Unravelling the causes and consequences of the massive mangrove dieback in Northern Australia
September 2016 Author James Sippo
One of the largest mangrove dieback events has occurred this year in northern Australia along approximately 700 km of pristine coastline. The causes and consequences of this dieback for coastal carbon cycling and marine foodwebs have remained unexplored, until now. A team of barefooted scientists including James Sippo, Mitchel Call and Ash McMahon have just undertaken some of the first "on the ground" assessments of how this dieback event is altering the carbon cycle. The team is using a range of techniques including sediment coring, cross-shelf transects and greenhouse gas flux measuring techniques to assess what is happening to the carbon cycle in the affected area, and whether this kind of event has occurred in the past.
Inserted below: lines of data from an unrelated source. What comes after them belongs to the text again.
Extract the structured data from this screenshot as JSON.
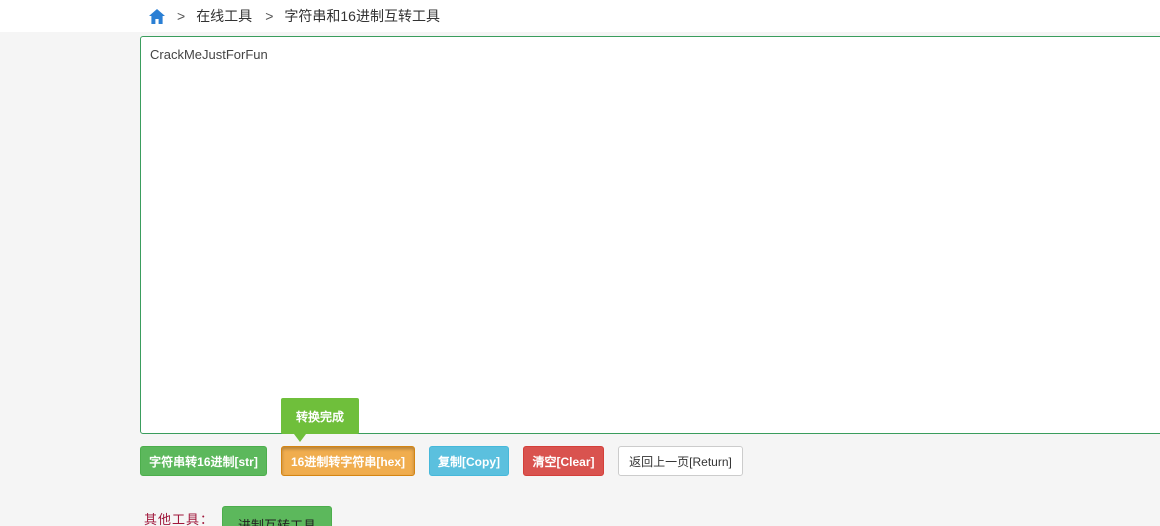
{
  "breadcrumb": {
    "home_icon": "home-icon",
    "separator": ">",
    "items": [
      "在线工具",
      "字符串和16进制互转工具"
    ]
  },
  "editor": {
    "value": "CrackMeJustForFun"
  },
  "tooltip": {
    "text": "转换完成"
  },
  "buttons": {
    "str_to_hex": "字符串转16进制[str]",
    "hex_to_str": "16进制转字符串[hex]",
    "copy": "复制[Copy]",
    "clear": "清空[Clear]",
    "return": "返回上一页[Return]"
  },
  "other_tools": {
    "label": "其他工具：",
    "items": [
      "进制互转工具"
    ]
  },
  "colors": {
    "accent_green": "#5cb85c",
    "accent_orange": "#f0ad4e",
    "accent_blue": "#5bc0de",
    "accent_red": "#d9534f",
    "tooltip_green": "#6fbf3b",
    "home_icon_blue": "#2a7fd4"
  }
}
Here is a snippet of a day in the field, by James Sippo:
Day 2 in the field.
So far all our efforts have been concentrated on the dead mangrove forest. Today we have taken sediment core, greenhouse gas emission and groundwater samples from the transition zone between the mangrove forest and adjacent salt marsh/salt pan to the seaward edge of the forest. Sediment cores are being collected to a depth of 2.3m from the salt marsh/salt pan, through to the seaward edge. From sediment analysis we hope to see if events like this dieback have occurred previously or are even part of a natural cycle. Groundwater samples are revealing extremely high salinity within the mangrove forest and salt marsh areas.